Products to Keep Uncarved Pumpkins From Rotting
Your bathroom cabinet probably already holds the best tool for keeping pumpkins from rotting: bleach. Giving uncarved pumpkins a bleach bath should kill some of the bacteria that may already be growing on them and will discourage new bacteria from spreading. To do this, combine 1 tablespoon of bleach and 4 cups of cool water in a spray bottle and thoroughly spritz the uncarved pumpkins, being careful to cover the entire surface of each one. Alternatively, place the pumpkins in a bucket and soak them in the diluted bleach solution for 20 minutes.
Other household products may also be used to help extend the life of an uncarved pumpkin. Spraying them with WD-40 will coat the pumpkins and act like a sealant, keeping bacteria and insects away. You can coat pumpkins in a thin layer of petroleum jelly. It will make them slippery to handle – which may be useful if you have neighborhood pumpkin thieves – but it will also protect them from damage. A thin layer of floor wax will also act as a sealant and give your pumpkins a shiny gleam.
How Weather Conditions Affect Uncarved Pumpkins
Also, keep in mind that extreme temperatures and the elements can do a lot of damage to pumpkins displayed outdoors. Extreme weather of any kind can speed up pumpkin decay. If you live in an area where overnight temperatures dip below freezing, bring in outdoor pumpkins at night. Prolonged exposure to high temperatures isn't great for uncarved pumpkins either, so people living in hot climates may want to display their pumpkins indoors.
You may also want to shield pumpkins in advance of windy weather, thunderstorms or hail storms. A pumpkin that gets knocked over in a gust of wind or hit by hail can easily crack and will then decay quickly.

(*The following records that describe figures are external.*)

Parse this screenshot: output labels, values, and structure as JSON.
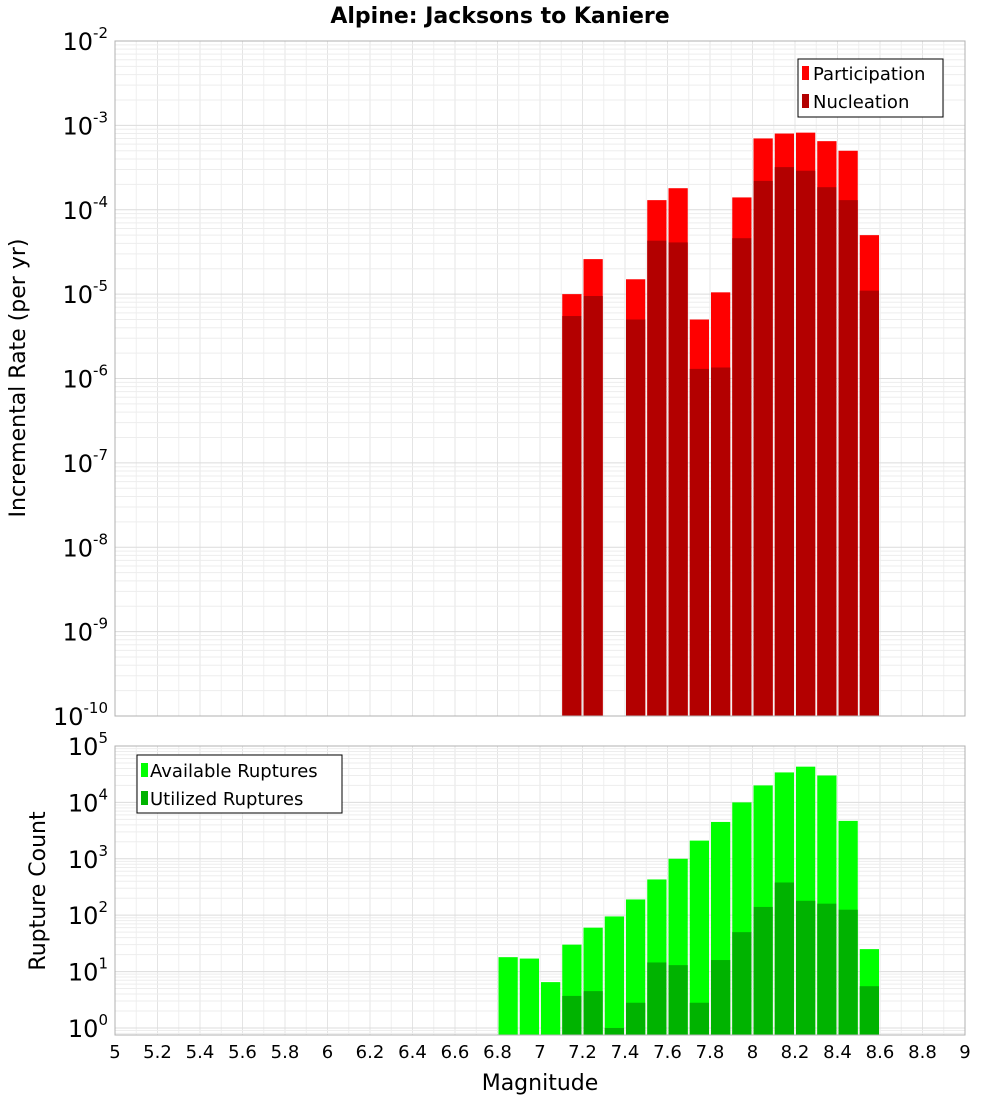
{
  "chart_data": [
    {
      "type": "bar",
      "title": "Alpine: Jacksons to Kaniere",
      "xlabel": "Magnitude",
      "ylabel": "Incremental Rate (per yr)",
      "yscale": "log",
      "ylim": [
        1e-10,
        0.01
      ],
      "xlim": [
        5,
        9
      ],
      "y_ticks": [
        {
          "base": "10",
          "exp": "-10"
        },
        {
          "base": "10",
          "exp": "-9"
        },
        {
          "base": "10",
          "exp": "-8"
        },
        {
          "base": "10",
          "exp": "-7"
        },
        {
          "base": "10",
          "exp": "-6"
        },
        {
          "base": "10",
          "exp": "-5"
        },
        {
          "base": "10",
          "exp": "-4"
        },
        {
          "base": "10",
          "exp": "-3"
        },
        {
          "base": "10",
          "exp": "-2"
        }
      ],
      "legend": {
        "position": "top-right"
      },
      "bar_width": 0.1,
      "x": [
        7.15,
        7.25,
        7.45,
        7.55,
        7.65,
        7.75,
        7.85,
        7.95,
        8.05,
        8.15,
        8.25,
        8.35,
        8.45,
        8.55
      ],
      "series": [
        {
          "name": "Participation",
          "color": "#ff0000",
          "values": [
            1e-05,
            2.6e-05,
            1.5e-05,
            0.00013,
            0.00018,
            5e-06,
            1.05e-05,
            0.00014,
            0.0007,
            0.0008,
            0.00082,
            0.00065,
            0.0005,
            5e-05
          ]
        },
        {
          "name": "Nucleation",
          "color": "#b30000",
          "values": [
            5.5e-06,
            9.5e-06,
            5e-06,
            4.3e-05,
            4.1e-05,
            1.3e-06,
            1.35e-06,
            4.6e-05,
            0.00022,
            0.00032,
            0.00029,
            0.000185,
            0.00013,
            1.1e-05
          ]
        }
      ]
    },
    {
      "type": "bar",
      "xlabel": "Magnitude",
      "ylabel": "Rupture Count",
      "yscale": "log",
      "ylim": [
        0.75,
        100000.0
      ],
      "xlim": [
        5,
        9
      ],
      "x_ticks": [
        "5",
        "5.2",
        "5.4",
        "5.6",
        "5.8",
        "6",
        "6.2",
        "6.4",
        "6.6",
        "6.8",
        "7",
        "7.2",
        "7.4",
        "7.6",
        "7.8",
        "8",
        "8.2",
        "8.4",
        "8.6",
        "8.8",
        "9"
      ],
      "y_ticks": [
        {
          "base": "10",
          "exp": "0"
        },
        {
          "base": "10",
          "exp": "1"
        },
        {
          "base": "10",
          "exp": "2"
        },
        {
          "base": "10",
          "exp": "3"
        },
        {
          "base": "10",
          "exp": "4"
        },
        {
          "base": "10",
          "exp": "5"
        }
      ],
      "legend": {
        "position": "top-left"
      },
      "bar_width": 0.1,
      "x": [
        6.85,
        6.95,
        7.05,
        7.15,
        7.25,
        7.35,
        7.45,
        7.55,
        7.65,
        7.75,
        7.85,
        7.95,
        8.05,
        8.15,
        8.25,
        8.35,
        8.45,
        8.55
      ],
      "series": [
        {
          "name": "Available Ruptures",
          "color": "#00ff00",
          "values": [
            18,
            17,
            6.5,
            30,
            60,
            95,
            190,
            430,
            1000,
            2100,
            4500,
            10000,
            20000,
            34000,
            43000,
            30000,
            4700,
            25
          ]
        },
        {
          "name": "Utilized Ruptures",
          "color": "#00b300",
          "values": [
            0,
            0,
            0,
            3.7,
            4.5,
            1.0,
            2.8,
            14.5,
            13,
            2.8,
            16,
            50,
            140,
            380,
            180,
            160,
            125,
            5.5
          ]
        }
      ]
    }
  ]
}
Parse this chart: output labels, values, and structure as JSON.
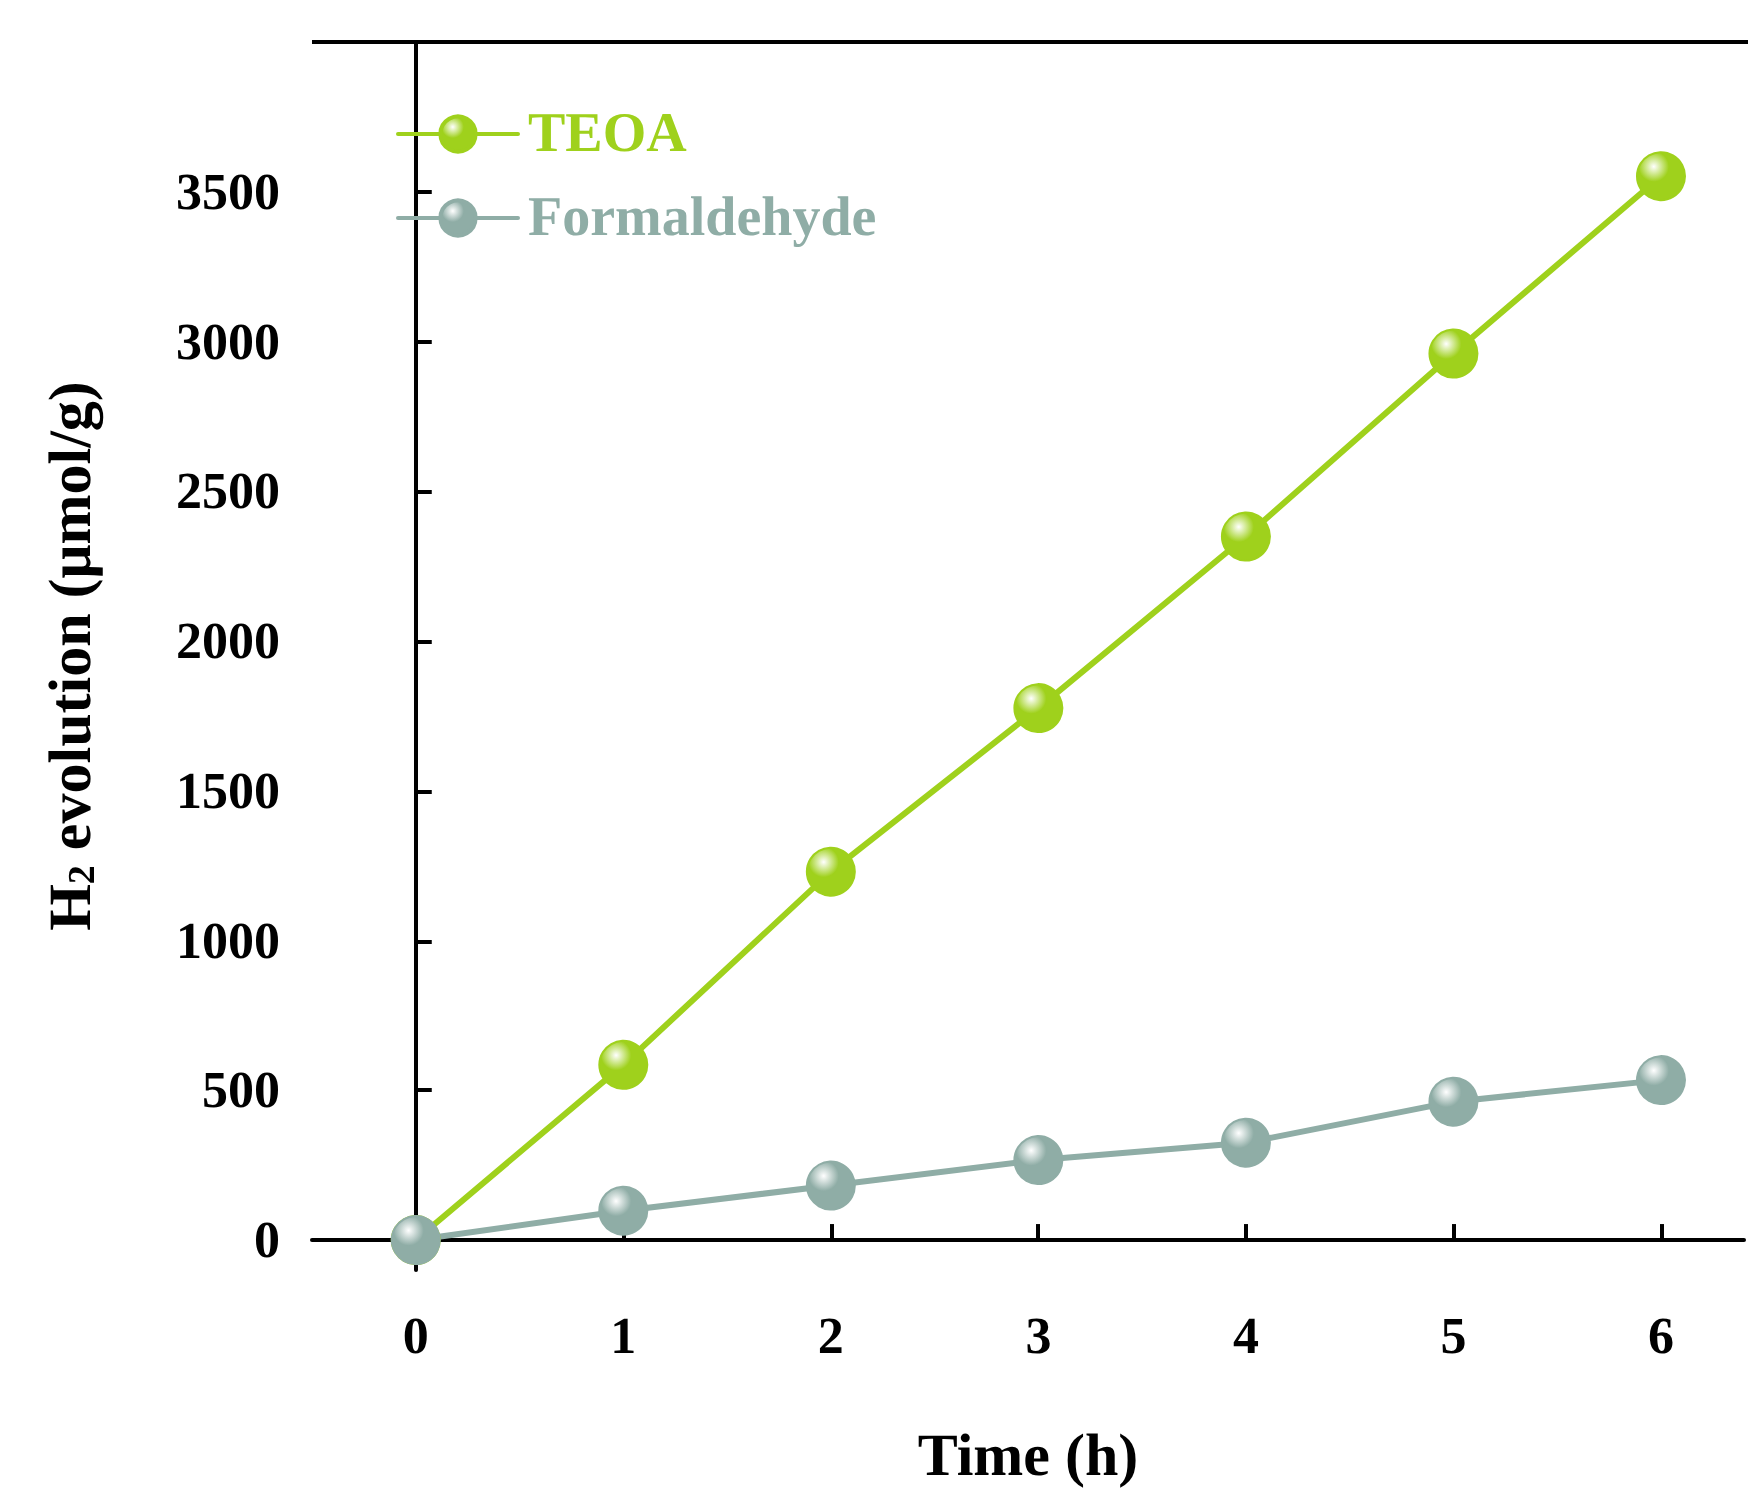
{
  "chart_data": {
    "type": "line",
    "xlabel": "Time (h)",
    "ylabel": "H$_{2}$ evolution (μmol/g)",
    "x": [
      0,
      1,
      2,
      3,
      4,
      5,
      6
    ],
    "series": [
      {
        "name": "TEOA",
        "color": "#9fd11c",
        "values": [
          0,
          585,
          1230,
          1776,
          2349,
          2960,
          3552
        ]
      },
      {
        "name": "Formaldehyde",
        "color": "#8fada6",
        "values": [
          0,
          98,
          182,
          267,
          325,
          462,
          534
        ]
      }
    ],
    "xlim": [
      -0.5,
      6.4
    ],
    "ylim": [
      -100,
      4000
    ],
    "xticks": [
      0,
      1,
      2,
      3,
      4,
      5,
      6
    ],
    "yticks": [
      0,
      500,
      1000,
      1500,
      2000,
      2500,
      3000,
      3500
    ],
    "legend": "top left",
    "marker": "circle",
    "line_style": "solid"
  }
}
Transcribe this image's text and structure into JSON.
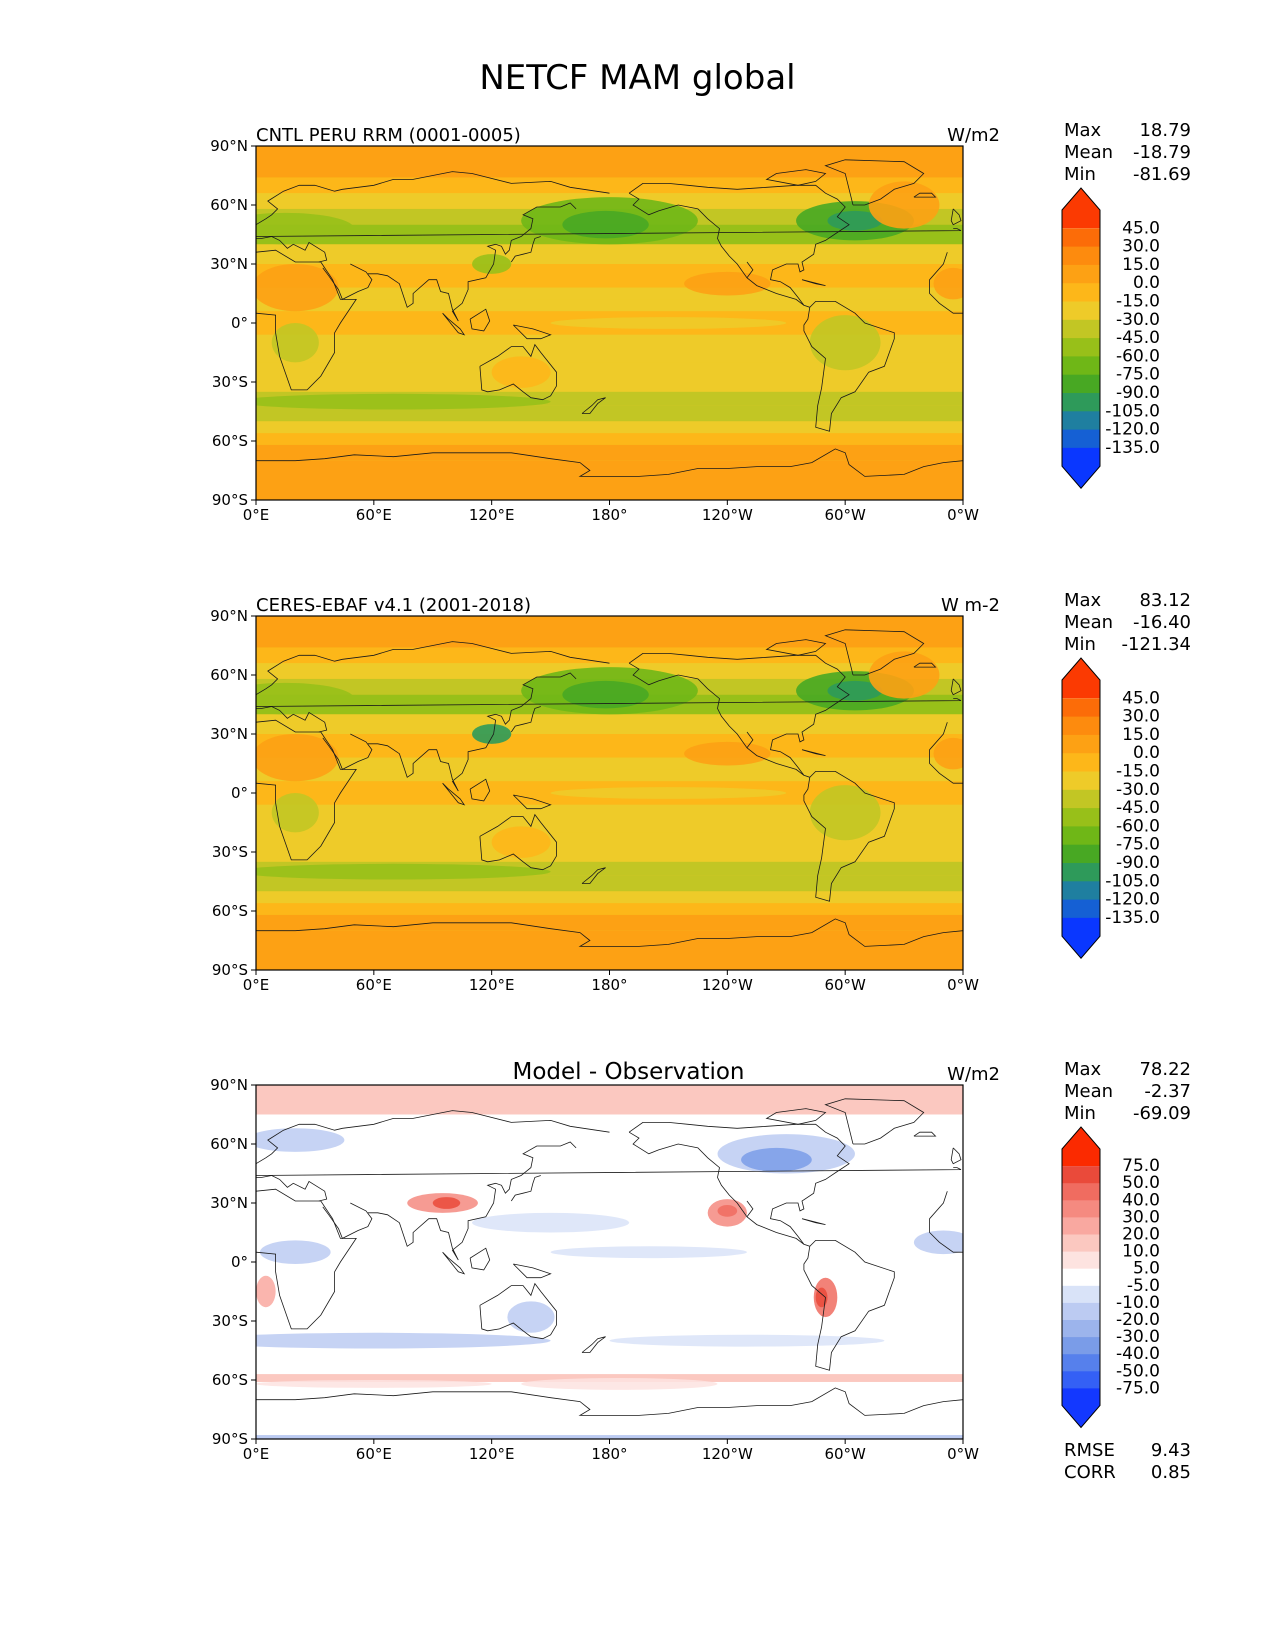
{
  "title": "NETCF MAM global",
  "colors": {
    "abs_levels": [
      "#0a37ff",
      "#1560d4",
      "#1f7fa0",
      "#2e9a5a",
      "#48a823",
      "#6fb717",
      "#98c019",
      "#c2c624",
      "#eecb29",
      "#fdb719",
      "#fda114",
      "#fd8b0e",
      "#fc6c08",
      "#fb3a02"
    ],
    "diff_levels": [
      "#1338ff",
      "#3460f5",
      "#5680ec",
      "#7a9ce8",
      "#9cb4ec",
      "#bccbf2",
      "#d9e3f8",
      "#ffffff",
      "#fde3e0",
      "#fbc8c0",
      "#f9a8a0",
      "#f58a80",
      "#f06c60",
      "#ea4a3a",
      "#fb2a00"
    ]
  },
  "icons": {
    "land": "coastline-lines",
    "cbar_ends": "triangle-extend"
  },
  "chart_data": [
    {
      "type": "heatmap",
      "title": "CNTL PERU RRM (0001-0005)",
      "units": "W/m2",
      "x_ticks": [
        "0°E",
        "60°E",
        "120°E",
        "180°",
        "120°W",
        "60°W",
        "0°W"
      ],
      "y_ticks": [
        "90°N",
        "60°N",
        "30°N",
        "0°",
        "30°S",
        "60°S",
        "90°S"
      ],
      "stats": [
        {
          "label": "Max",
          "value": "18.79"
        },
        {
          "label": "Mean",
          "value": "-18.79"
        },
        {
          "label": "Min",
          "value": "-81.69"
        }
      ],
      "colorbar_labels": [
        "45.0",
        "30.0",
        "15.0",
        "0.0",
        "-15.0",
        "-30.0",
        "-45.0",
        "-60.0",
        "-75.0",
        "-90.0",
        "-105.0",
        "-120.0",
        "-135.0"
      ]
    },
    {
      "type": "heatmap",
      "title": "CERES-EBAF v4.1 (2001-2018)",
      "units": "W m-2",
      "x_ticks": [
        "0°E",
        "60°E",
        "120°E",
        "180°",
        "120°W",
        "60°W",
        "0°W"
      ],
      "y_ticks": [
        "90°N",
        "60°N",
        "30°N",
        "0°",
        "30°S",
        "60°S",
        "90°S"
      ],
      "stats": [
        {
          "label": "Max",
          "value": "83.12"
        },
        {
          "label": "Mean",
          "value": "-16.40"
        },
        {
          "label": "Min",
          "value": "-121.34"
        }
      ],
      "colorbar_labels": [
        "45.0",
        "30.0",
        "15.0",
        "0.0",
        "-15.0",
        "-30.0",
        "-45.0",
        "-60.0",
        "-75.0",
        "-90.0",
        "-105.0",
        "-120.0",
        "-135.0"
      ]
    },
    {
      "type": "heatmap",
      "title": "Model - Observation",
      "units": "W/m2",
      "x_ticks": [
        "0°E",
        "60°E",
        "120°E",
        "180°",
        "120°W",
        "60°W",
        "0°W"
      ],
      "y_ticks": [
        "90°N",
        "60°N",
        "30°N",
        "0°",
        "30°S",
        "60°S",
        "90°S"
      ],
      "stats": [
        {
          "label": "Max",
          "value": "78.22"
        },
        {
          "label": "Mean",
          "value": "-2.37"
        },
        {
          "label": "Min",
          "value": "-69.09"
        }
      ],
      "colorbar_labels": [
        "75.0",
        "50.0",
        "40.0",
        "30.0",
        "20.0",
        "10.0",
        "5.0",
        "-5.0",
        "-10.0",
        "-20.0",
        "-30.0",
        "-40.0",
        "-50.0",
        "-75.0"
      ],
      "metrics": [
        {
          "label": "RMSE",
          "value": "9.43"
        },
        {
          "label": "CORR",
          "value": "0.85"
        }
      ]
    }
  ]
}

Keeping Critters Away From Pumpkins
Insects, squirrels and deer don't care about your decorating scheme; they see pumpkins as free snacks that you've generously provided. If your pumpkins are on your front steps or in your yard, animals probably pose the greatest risk to them. All it takes is one little nibble to jump-start the decay process. Treating pumpkins with products like WD-40 or floor wax should discourage some animal activity but maybe not all.
If you're really serious about keeping squirrels and other creatures away from your pumpkins, you could try spritzing a commercial animal repellent spray around the area where they're displayed. A DIY solution of hot sauce, water and a few drops of dish soap may also work. Combine them in a spray bottle and spritz the pumpkins every day or so. The hot sauce should repel any neighborhood critters that consider snacking on your Halloween display.